ズバリ、マンションを購入するときはこれだけは知っておきたいこと
首都圏を中心に、大手不動産会社のマンション販売が活況の中、マンションの抱える本質的なリスクが顕在化しつつあります。なぜ、低成長で人口減少が続く中で、新築・中古マンションの販売が増えているのでしょうか。このコラムでは、「マンションに本当に住み続けられるのか」をテーマにその問題点についてまとめてみます。
マンションの需要を支えているのは実はシニア層と投資家
マンションは各世代で購入者がいますが、実は需要を支えているのは実はシニア層と投資家だと言われています。シニア層である60歳代以上の購入比率が急増しているデータもあります。投資家については、主に外国からの投資マネーによるものです。
都市部で販売される新築のタワーマンションはかなり高額な案件が多いのですが、エリアにもよりますが購入層の多くがシニア層になるマンションもあります。購入する動機としては、老朽化した住宅から抜け出して、駅から近く利便性の高さや設備の良さを求めて、新築のマンションに住み替える動きが加速しています。
その結果、そのシニア層の人たちが住んでいた住宅はどうなるのでしょうか。一戸建ての住宅であれば、中古住宅として賃貸や売却も可能ですし、住宅を解体して更地にすることでより売買がしやすい状況をつくることもできます。

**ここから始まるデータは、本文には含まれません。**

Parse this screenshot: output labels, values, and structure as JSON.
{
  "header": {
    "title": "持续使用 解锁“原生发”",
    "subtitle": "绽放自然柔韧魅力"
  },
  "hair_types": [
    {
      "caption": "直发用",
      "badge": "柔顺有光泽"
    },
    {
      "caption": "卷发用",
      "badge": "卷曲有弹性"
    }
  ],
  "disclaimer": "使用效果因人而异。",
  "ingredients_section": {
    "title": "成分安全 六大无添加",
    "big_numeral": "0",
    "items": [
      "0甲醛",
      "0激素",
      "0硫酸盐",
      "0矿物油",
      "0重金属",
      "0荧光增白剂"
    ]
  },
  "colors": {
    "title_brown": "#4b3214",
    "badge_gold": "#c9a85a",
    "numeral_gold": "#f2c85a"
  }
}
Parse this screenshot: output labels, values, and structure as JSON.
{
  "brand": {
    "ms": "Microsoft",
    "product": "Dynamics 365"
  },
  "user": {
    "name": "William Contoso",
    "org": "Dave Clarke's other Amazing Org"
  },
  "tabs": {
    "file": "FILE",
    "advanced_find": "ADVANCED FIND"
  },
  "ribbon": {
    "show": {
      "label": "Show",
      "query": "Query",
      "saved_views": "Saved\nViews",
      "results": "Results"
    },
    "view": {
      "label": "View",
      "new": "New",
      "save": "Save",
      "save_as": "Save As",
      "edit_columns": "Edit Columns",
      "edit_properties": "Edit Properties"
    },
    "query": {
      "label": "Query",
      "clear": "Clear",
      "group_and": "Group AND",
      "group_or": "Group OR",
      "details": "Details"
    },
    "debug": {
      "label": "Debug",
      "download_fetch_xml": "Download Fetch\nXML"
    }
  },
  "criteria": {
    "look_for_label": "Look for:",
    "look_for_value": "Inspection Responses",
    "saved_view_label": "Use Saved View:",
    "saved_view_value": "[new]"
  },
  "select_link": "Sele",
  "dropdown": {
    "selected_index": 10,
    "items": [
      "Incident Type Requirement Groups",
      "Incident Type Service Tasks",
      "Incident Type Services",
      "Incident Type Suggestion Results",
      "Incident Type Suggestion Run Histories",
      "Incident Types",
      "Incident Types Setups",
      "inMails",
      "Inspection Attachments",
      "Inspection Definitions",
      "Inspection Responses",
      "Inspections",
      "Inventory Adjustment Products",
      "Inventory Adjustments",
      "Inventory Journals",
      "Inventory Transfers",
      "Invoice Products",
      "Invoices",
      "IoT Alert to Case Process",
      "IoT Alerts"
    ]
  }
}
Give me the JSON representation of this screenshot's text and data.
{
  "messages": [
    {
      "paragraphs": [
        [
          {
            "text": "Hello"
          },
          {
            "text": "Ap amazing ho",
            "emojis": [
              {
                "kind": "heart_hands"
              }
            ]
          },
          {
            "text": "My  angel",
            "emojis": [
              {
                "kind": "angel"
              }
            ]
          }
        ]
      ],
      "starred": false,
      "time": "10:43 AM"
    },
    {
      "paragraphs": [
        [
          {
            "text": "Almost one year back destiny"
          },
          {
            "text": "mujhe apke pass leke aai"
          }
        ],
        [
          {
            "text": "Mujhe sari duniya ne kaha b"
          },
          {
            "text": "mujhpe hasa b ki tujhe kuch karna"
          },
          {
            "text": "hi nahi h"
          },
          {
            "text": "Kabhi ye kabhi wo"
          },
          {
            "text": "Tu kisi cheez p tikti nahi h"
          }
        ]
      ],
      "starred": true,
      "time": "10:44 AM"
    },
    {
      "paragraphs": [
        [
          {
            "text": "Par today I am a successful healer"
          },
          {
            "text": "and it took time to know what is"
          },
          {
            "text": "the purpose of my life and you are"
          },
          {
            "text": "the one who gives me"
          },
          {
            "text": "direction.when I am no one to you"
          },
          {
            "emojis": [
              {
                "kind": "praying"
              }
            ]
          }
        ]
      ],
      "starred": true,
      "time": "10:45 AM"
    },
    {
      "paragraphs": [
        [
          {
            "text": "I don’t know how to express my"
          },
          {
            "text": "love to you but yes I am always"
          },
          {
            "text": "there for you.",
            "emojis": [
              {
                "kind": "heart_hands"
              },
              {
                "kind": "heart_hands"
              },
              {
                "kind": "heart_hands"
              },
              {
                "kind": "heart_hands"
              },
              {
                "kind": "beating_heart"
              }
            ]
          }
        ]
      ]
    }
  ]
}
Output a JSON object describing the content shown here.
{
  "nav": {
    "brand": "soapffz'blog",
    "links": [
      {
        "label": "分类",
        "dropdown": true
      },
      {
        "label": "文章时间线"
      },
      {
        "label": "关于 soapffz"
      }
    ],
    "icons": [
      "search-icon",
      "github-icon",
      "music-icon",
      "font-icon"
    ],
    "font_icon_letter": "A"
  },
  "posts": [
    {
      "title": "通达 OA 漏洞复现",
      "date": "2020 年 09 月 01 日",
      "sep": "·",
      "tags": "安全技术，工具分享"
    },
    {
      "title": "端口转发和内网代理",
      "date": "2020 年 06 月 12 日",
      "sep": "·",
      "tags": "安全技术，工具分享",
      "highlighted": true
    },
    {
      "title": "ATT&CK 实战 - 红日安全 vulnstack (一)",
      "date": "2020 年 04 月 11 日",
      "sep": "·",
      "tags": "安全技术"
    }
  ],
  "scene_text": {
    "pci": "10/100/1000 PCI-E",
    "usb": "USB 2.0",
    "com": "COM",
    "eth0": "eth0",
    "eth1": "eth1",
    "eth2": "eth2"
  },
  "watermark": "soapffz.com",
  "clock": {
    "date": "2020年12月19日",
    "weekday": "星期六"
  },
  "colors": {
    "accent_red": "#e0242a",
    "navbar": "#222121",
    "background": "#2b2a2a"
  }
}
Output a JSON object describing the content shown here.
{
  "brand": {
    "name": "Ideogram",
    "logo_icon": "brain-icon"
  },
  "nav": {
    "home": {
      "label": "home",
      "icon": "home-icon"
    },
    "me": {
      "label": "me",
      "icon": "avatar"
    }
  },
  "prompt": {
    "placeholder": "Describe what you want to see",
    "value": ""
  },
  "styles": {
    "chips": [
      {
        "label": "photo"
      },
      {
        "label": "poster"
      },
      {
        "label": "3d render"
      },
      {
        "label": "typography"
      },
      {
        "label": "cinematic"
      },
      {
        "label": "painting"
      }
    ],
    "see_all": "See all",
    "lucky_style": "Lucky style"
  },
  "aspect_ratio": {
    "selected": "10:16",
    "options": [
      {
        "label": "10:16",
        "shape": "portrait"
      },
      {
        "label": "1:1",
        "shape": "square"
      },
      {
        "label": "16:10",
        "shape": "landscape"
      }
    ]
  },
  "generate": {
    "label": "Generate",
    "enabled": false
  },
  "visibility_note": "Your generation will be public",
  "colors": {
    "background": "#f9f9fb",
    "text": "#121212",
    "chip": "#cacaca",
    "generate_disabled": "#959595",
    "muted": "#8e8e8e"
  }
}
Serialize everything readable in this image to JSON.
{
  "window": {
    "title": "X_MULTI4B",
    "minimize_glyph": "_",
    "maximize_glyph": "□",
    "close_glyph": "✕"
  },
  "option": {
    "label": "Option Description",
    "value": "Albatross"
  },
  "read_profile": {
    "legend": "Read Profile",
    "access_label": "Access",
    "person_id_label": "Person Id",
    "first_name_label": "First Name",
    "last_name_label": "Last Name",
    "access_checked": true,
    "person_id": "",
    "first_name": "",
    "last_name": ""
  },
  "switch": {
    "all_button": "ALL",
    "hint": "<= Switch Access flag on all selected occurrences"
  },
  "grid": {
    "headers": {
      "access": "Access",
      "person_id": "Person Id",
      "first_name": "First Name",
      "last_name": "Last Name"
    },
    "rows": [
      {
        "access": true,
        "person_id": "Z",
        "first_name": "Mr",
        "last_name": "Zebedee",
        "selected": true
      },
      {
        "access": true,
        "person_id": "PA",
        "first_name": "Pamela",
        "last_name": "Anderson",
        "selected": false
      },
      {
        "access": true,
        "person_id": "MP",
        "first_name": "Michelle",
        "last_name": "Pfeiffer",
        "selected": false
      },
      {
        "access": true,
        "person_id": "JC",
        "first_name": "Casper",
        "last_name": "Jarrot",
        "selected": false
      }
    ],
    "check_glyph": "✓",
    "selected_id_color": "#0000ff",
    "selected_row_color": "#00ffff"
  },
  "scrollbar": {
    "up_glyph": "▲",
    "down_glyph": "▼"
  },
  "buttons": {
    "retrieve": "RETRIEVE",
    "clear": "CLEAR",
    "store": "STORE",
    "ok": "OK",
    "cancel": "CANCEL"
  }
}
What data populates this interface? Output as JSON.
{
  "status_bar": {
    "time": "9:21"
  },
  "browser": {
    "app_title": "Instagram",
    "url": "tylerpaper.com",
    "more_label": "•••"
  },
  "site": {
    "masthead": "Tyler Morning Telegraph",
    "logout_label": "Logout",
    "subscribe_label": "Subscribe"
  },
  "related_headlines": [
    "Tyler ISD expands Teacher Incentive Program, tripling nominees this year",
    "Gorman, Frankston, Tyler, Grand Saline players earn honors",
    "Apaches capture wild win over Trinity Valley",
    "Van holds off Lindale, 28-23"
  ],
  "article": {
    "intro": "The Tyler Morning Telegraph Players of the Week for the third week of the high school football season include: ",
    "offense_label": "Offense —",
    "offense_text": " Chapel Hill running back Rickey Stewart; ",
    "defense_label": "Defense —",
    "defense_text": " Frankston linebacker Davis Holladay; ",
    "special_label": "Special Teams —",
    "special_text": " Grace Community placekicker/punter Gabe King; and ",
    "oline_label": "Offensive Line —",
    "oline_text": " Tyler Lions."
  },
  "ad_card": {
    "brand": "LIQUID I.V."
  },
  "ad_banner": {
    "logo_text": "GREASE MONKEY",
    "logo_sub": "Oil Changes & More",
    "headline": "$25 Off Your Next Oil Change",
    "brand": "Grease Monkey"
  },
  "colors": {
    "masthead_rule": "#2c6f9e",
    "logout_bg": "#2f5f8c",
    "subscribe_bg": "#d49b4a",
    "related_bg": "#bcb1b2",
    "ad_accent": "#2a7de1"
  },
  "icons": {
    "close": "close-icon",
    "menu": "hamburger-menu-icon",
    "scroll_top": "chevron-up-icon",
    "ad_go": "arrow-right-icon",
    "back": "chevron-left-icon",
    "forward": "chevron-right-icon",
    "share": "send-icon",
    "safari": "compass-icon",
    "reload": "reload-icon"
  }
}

しかし、駅から距離があり築年数が30年を超えているような古いマンションに住んでいた場合は、複雑な問題が残ります。賃貸として貸し出すにしてもリフォーム等を行う必要があり、借り手が決まる保証もありません。売却するにしても、マンション全体の建て替えや大規模修繕が必要となるケースもあります。
マンションの場合、建て替えや大規模修繕のような重要事項は、法律で全戸の4分の3以上の同意がなければ実施することはできないことになっています。解体工事費や新築工事費が必要となることもあり、建て替えが実現したマンションは全国で200件程度しかないと言われています。
マンションの購入は管理組合と住民のコミュニティーを必ず確認する
マンションを購入する動機の一つに、戸建て住宅と比較して個別のメンテナンスや庭の管理などが必要ないという判断もあり、鍵があれば生活できると認識している人も多いようです。
都市部で駅近のマンション等を除き、マンションには必ず空き住戸が生まれます。その割合が増えると、マンション全体の建て替えや大規模修繕の合意形成がより難しくなる傾向があります。合意形成には、そのマンションに永く暮らし、愛着を持っている住民同士のコミュニティーが不可欠だからです。
現在、日本には共同住宅の空き家が470万戸ほど確認されています。それでも新築のマンションは増え続けています。日本は規制が緩いこともあり、不動産会社による過剰供給が止まりにくい状況なのです。
新築のマンションを購入する場合、同じ時期から入居することになるのでコミュニティーは形成しやすいという考えもありますが、逆な見方をすると、そんな年齢層の入居者が集まり、どんな管理者や組合が住民を束ねるのかは、購入段階では情報が不足しており判断しにくいと思われます。
中古のマンションを購入する場合には、マンションの管理組合で正常に機能しているところは限られていますので、専門の不動産コンサルティング会社に相談するなどして、マンションに関する情報を総合的に判断して購入を決断する必要があります。
まとめ
マンションに住み続けることを決めたならば、マンションの住民間の交流を密にして、強固なコミュニティーを構築する必要があります。特殊な事情ではありますが、地盤補強工事の問題で傾斜したマンションの問題も発生したケースでは、管理組合を中心に住民集会を重ね、「全棟建て替え」を実現しました。個人で解決することは難しい問題ではありますが、将来を見据えて購入を決断することがマンション選びの重要なポイントになります。